O mundo pode ser projeto de futuro, como perspectivas dos nossos anseios, ou caminhos por nós projetados; e também espaço do devir. Entretanto, não se pode esquecer que o devir é uma realidade nascida a partir do conflito de várias outras realidades, a moldar o mundo. Ele escapa a qualquer possibilidade de planejamento. E por conflito, não entenda os sentidos que o senso comum lhe atribui. Os likes não se originam de contradições; antes, são frutos de uma realidade imaginada no universo digital. Os likes são a fórmula básica do consumo. Uma coisa é imaginar a realidade, outra é vivê-la! Não há espaço para a negatividade no mundo dos likes; apenas excesso de positividade — razão de ser do consumo.

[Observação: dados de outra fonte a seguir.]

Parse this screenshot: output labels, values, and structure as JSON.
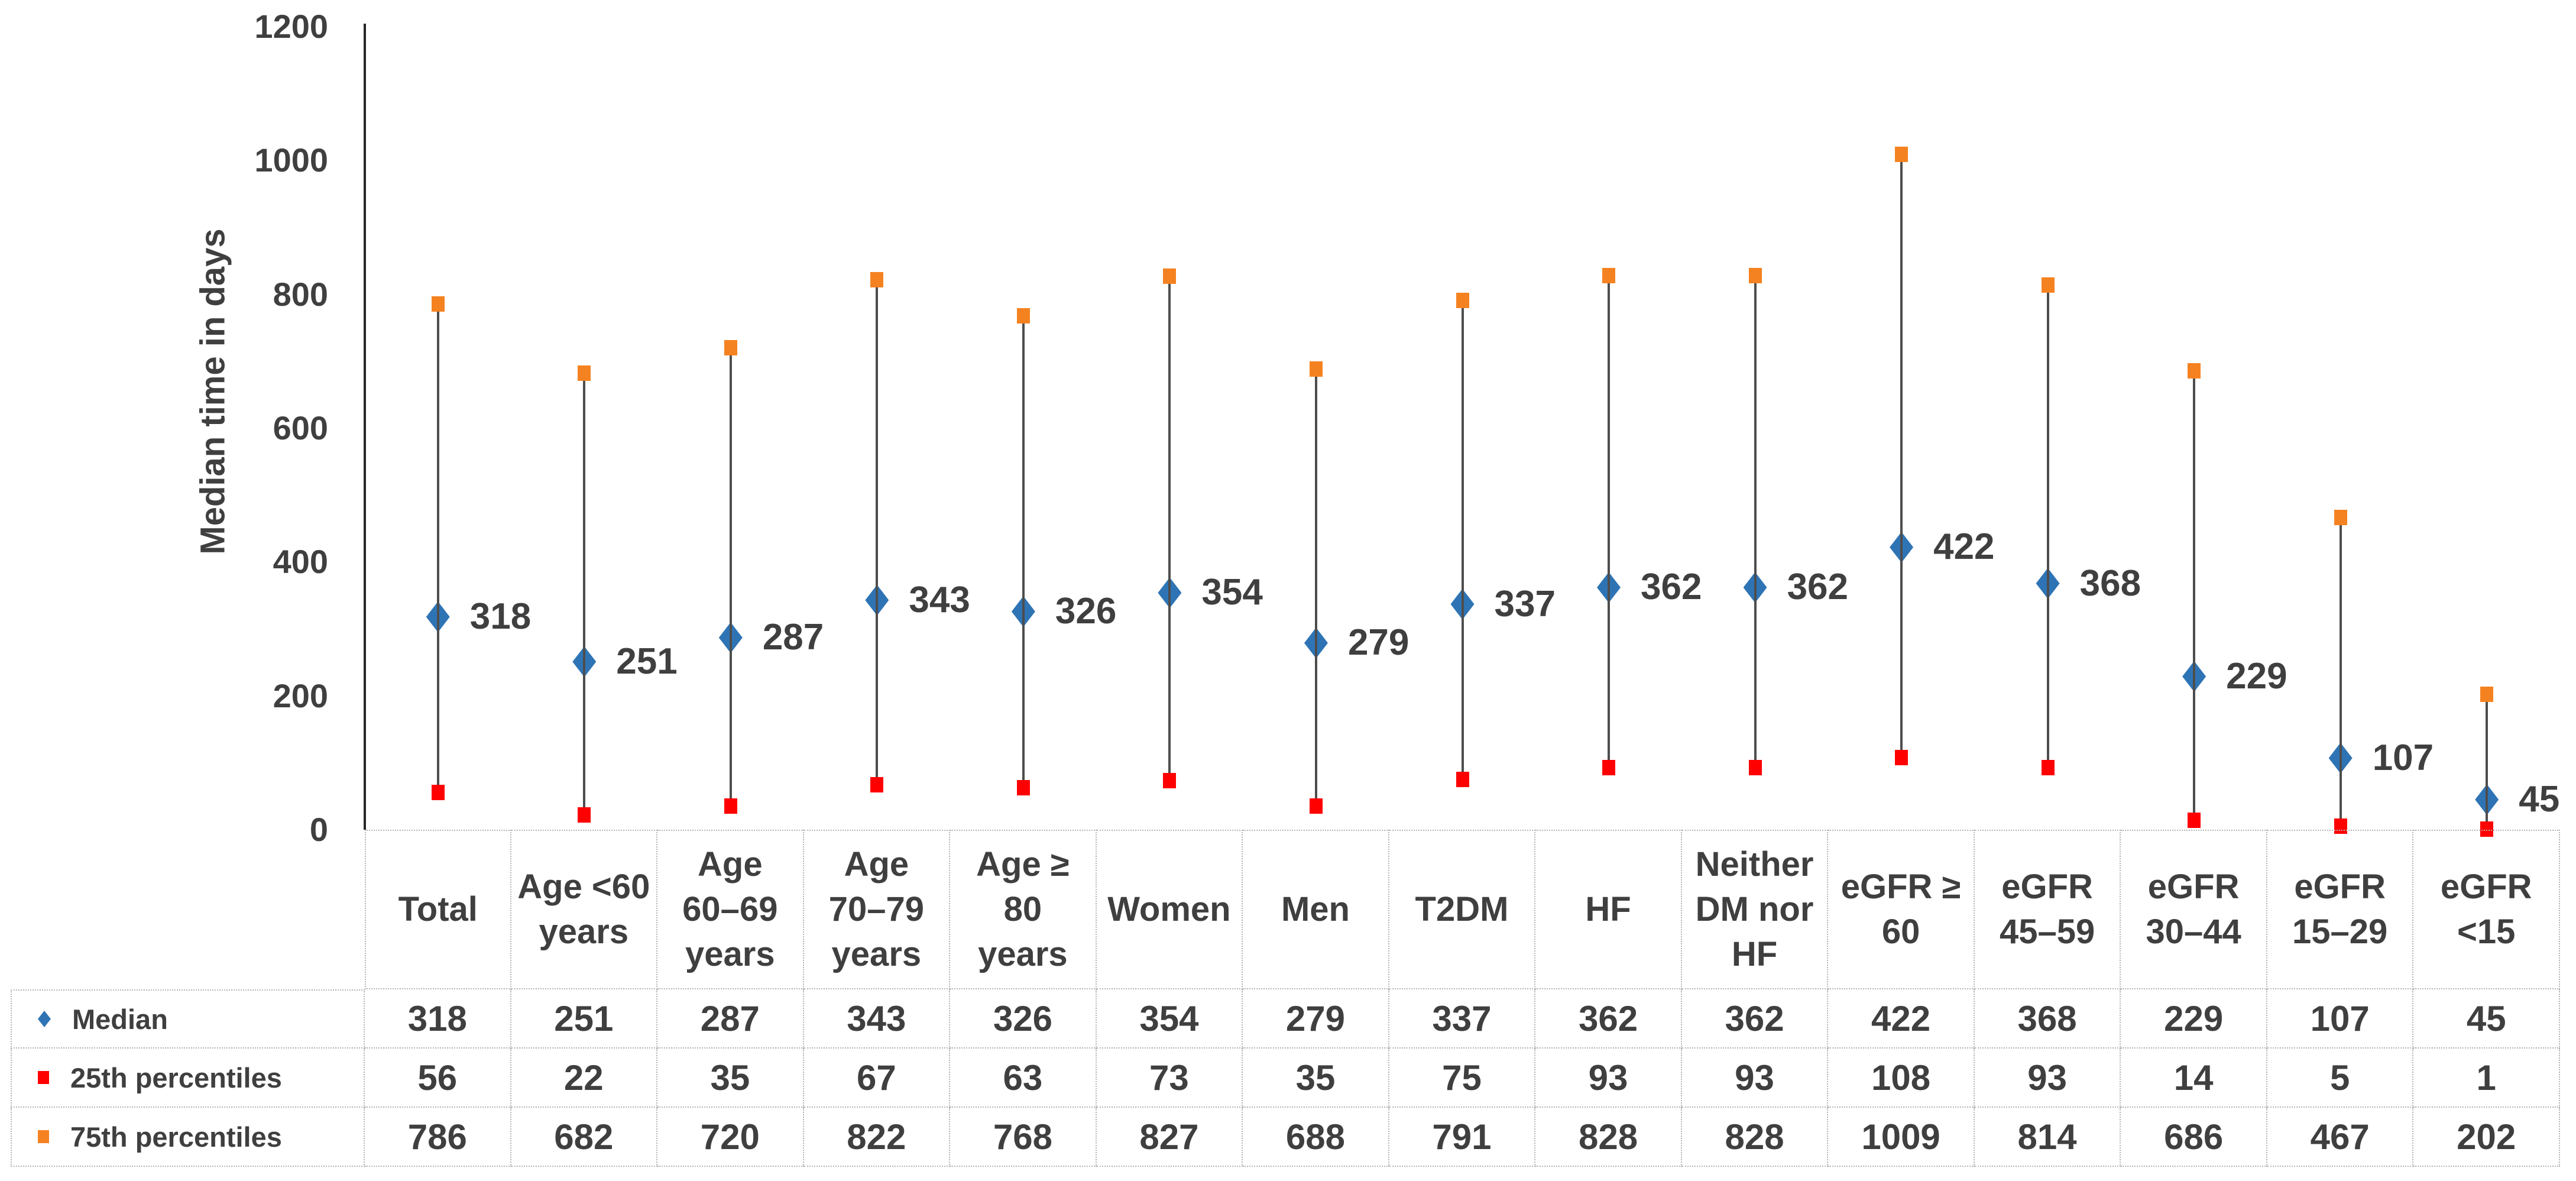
{
  "colors": {
    "median_blue": "#2E74B5",
    "p25_red": "#FE0000",
    "p75_orange": "#F58220",
    "error_line": "#4D4D4D",
    "axis": "#262626",
    "text": "#3F3F3F",
    "table_border": "#B3B3B3",
    "background": "#FFFFFF"
  },
  "chart_data": {
    "type": "scatter",
    "subtype": "median-with-percentile-range-bars",
    "title": "",
    "xlabel": "",
    "ylabel": "Median time in days",
    "ylim": [
      0,
      1200
    ],
    "yticks": [
      0,
      200,
      400,
      600,
      800,
      1000,
      1200
    ],
    "grid": false,
    "legend_position": "table rows below chart (left column)",
    "categories": [
      "Total",
      "Age <60 years",
      "Age 60–69 years",
      "Age 70–79 years",
      "Age ≥ 80 years",
      "Women",
      "Men",
      "T2DM",
      "HF",
      "Neither DM nor HF",
      "eGFR ≥ 60",
      "eGFR 45–59",
      "eGFR 30–44",
      "eGFR 15–29",
      "eGFR <15"
    ],
    "category_display": [
      "Total",
      "Age <60\nyears",
      "Age\n60–69\nyears",
      "Age\n70–79\nyears",
      "Age ≥\n80\nyears",
      "Women",
      "Men",
      "T2DM",
      "HF",
      "Neither\nDM nor\nHF",
      "eGFR ≥\n60",
      "eGFR\n45–59",
      "eGFR\n30–44",
      "eGFR\n15–29",
      "eGFR\n<15"
    ],
    "series": [
      {
        "name": "Median",
        "marker": "diamond",
        "color": "#2E74B5",
        "data_labels": true,
        "values": [
          318,
          251,
          287,
          343,
          326,
          354,
          279,
          337,
          362,
          362,
          422,
          368,
          229,
          107,
          45
        ]
      },
      {
        "name": "25th percentiles",
        "marker": "square",
        "color": "#FE0000",
        "data_labels": false,
        "values": [
          56,
          22,
          35,
          67,
          63,
          73,
          35,
          75,
          93,
          93,
          108,
          93,
          14,
          5,
          1
        ]
      },
      {
        "name": "75th percentiles",
        "marker": "square",
        "color": "#F58220",
        "data_labels": false,
        "values": [
          786,
          682,
          720,
          822,
          768,
          827,
          688,
          791,
          828,
          828,
          1009,
          814,
          686,
          467,
          202
        ]
      }
    ]
  }
}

O mundo digital neoliberal, como mundo do sujeito cansado, sempre a responder às necessidades do consumo, perde-se num vazio a percorrer as redomas de uma vida tautológica. Sem contradições, a vida perde significância no excesso de positividade — diria Byung-Chul Han. E o sentido dos tempos digitais é a ausência de contradições do ser humano, na busca de atingir uma felicidade sem conflitos; mal sabendo ele que o próprio conflito redimensiona o viver.

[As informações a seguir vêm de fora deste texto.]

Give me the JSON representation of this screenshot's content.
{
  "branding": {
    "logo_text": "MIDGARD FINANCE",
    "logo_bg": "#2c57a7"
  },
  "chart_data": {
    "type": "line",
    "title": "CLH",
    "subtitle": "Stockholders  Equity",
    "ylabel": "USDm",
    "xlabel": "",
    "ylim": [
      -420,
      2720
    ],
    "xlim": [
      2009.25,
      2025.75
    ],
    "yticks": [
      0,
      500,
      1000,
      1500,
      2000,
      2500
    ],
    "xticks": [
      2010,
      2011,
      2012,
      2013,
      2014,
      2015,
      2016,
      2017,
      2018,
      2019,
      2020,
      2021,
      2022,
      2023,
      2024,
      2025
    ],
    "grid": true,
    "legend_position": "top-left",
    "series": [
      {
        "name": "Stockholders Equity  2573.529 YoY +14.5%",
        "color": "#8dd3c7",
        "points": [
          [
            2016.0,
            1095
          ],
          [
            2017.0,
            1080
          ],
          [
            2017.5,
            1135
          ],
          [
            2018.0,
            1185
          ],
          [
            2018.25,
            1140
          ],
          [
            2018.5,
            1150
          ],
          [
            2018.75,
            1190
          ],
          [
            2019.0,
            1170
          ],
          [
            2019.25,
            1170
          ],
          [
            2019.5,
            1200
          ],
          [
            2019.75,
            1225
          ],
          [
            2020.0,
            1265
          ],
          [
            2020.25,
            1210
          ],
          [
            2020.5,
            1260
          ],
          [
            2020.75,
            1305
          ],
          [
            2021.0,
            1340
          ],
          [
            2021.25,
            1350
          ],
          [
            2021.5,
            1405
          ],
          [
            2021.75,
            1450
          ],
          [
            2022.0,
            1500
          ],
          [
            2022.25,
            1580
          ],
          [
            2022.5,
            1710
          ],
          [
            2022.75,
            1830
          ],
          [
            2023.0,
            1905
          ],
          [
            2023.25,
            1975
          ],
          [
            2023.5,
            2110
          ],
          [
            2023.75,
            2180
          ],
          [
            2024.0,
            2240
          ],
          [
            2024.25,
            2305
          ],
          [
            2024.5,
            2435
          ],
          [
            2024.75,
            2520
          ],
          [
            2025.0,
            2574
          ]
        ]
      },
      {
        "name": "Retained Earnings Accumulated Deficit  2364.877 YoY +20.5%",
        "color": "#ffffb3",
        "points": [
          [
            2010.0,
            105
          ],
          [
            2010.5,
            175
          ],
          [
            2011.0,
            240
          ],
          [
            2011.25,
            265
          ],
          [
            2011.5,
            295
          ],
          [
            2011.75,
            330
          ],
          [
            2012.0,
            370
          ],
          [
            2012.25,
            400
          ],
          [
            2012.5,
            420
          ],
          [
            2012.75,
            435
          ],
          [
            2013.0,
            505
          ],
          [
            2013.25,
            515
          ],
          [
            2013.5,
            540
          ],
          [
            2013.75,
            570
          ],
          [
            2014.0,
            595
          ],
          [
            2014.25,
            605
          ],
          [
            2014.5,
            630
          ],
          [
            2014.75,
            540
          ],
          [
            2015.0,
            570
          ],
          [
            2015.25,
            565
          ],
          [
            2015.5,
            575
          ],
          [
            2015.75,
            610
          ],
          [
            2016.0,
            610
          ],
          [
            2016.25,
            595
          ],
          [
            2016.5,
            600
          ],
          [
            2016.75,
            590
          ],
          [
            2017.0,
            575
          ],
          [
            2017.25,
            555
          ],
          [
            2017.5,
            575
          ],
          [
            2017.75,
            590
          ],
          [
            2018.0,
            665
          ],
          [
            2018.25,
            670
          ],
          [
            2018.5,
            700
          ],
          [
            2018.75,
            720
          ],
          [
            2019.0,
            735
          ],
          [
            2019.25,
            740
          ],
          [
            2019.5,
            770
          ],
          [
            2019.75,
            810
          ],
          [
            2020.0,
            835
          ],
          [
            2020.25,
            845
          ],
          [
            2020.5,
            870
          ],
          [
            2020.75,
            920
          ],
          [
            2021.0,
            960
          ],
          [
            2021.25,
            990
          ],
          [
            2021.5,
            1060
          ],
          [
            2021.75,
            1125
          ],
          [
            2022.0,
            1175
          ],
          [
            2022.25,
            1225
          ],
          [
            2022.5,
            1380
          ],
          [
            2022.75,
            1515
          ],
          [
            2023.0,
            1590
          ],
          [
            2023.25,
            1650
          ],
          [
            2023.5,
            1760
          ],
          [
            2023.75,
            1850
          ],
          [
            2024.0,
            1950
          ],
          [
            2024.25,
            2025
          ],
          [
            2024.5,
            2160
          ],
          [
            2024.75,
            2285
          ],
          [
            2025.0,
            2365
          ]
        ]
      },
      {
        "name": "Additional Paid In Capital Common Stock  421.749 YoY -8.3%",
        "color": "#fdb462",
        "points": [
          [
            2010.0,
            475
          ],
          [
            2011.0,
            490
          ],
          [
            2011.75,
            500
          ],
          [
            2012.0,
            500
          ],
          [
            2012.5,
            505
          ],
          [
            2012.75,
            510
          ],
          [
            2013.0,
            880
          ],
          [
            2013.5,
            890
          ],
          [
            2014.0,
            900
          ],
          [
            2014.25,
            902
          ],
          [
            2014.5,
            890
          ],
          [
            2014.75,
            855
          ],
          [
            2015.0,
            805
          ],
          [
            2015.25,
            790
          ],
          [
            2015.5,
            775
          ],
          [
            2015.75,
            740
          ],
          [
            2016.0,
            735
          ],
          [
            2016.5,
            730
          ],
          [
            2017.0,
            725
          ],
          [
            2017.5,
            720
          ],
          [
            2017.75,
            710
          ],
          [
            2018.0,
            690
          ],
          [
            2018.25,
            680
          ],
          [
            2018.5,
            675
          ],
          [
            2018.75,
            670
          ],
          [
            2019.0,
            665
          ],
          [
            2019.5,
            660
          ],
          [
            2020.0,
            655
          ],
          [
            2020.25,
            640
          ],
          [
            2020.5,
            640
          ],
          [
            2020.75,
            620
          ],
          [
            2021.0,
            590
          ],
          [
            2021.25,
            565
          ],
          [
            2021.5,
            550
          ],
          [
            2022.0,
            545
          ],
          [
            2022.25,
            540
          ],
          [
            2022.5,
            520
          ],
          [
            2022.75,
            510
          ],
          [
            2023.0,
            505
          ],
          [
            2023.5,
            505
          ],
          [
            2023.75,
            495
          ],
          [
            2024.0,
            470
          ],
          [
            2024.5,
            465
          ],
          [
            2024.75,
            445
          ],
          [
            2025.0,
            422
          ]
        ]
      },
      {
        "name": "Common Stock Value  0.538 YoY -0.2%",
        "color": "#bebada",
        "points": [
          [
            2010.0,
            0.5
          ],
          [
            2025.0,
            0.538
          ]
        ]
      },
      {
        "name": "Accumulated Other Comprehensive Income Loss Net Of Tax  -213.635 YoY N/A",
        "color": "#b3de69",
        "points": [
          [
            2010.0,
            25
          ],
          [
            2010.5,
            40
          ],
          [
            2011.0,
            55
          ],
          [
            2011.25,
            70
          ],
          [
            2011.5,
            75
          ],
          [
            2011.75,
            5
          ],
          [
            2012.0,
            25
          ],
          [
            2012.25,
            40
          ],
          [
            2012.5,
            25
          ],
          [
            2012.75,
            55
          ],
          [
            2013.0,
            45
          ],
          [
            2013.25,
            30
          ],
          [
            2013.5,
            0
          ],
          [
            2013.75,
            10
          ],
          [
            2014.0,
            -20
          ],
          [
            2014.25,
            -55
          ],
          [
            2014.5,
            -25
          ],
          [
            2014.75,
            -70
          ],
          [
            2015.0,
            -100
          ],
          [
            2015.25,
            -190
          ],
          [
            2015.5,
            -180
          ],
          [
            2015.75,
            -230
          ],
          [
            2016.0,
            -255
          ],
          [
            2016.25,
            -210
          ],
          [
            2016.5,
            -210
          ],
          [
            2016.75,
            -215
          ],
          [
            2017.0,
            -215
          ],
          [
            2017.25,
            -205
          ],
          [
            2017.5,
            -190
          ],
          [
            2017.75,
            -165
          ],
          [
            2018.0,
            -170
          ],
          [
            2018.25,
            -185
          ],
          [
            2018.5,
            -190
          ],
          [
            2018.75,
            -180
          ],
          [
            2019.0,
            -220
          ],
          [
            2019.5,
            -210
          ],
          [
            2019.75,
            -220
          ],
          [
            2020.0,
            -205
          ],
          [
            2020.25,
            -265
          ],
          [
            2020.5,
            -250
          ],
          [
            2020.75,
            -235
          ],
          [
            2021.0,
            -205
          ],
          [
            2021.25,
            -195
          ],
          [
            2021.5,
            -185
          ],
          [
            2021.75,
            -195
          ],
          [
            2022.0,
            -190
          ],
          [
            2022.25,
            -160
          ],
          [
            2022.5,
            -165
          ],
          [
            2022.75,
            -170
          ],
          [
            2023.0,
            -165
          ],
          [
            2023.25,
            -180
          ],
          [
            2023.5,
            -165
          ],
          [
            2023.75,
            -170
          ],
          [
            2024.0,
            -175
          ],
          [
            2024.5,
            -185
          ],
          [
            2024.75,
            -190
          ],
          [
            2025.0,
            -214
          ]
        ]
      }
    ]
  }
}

Os chamados tempos pós-modernos representam uma nomenklatura necessária às explicações do próprio mundo, quando o capital busca repaginar a realidade para que as pessoas a vejam de outra maneira; não necessariamente com mais compreensão do real, mas a partir de explicações moldadas pelas variações do capital.
O sujeito do desempenho, dos tempos neoliberais, busca em vão mudar sua vida, mas não compreende que a lógica do capital e sua ideologia comandam o mundo. Entretanto, vive a apregoar, dentro dessa mesma lógica, que a vida não traz sentido; que as coisas são “assim mesmo”; que “o negócio é se conformar!”. E curioso — tudo é ideologia — para ele. De fato, é a ideologia do capitalismo a permear a sociedade como um todo.
Quando o capital transpôs o sujeito da sociedade de disciplina para a sociedade de controle — vivida atualmente — buscou apresentar ao mundo uma nova psicologia: a psicologia da positividade. Agora minha felicidade só depende de mim; sou meu autoempreendedor. Assim, se estou triste, cabe a mim a responsabilidade pelo meu sofrimento. Esse culto à positividade, por sua vez, isola as pessoas — para Byung-Chul Han — e ofusca o contexto social responsável pelo sofrimento; até as dores sociais são privatizadas!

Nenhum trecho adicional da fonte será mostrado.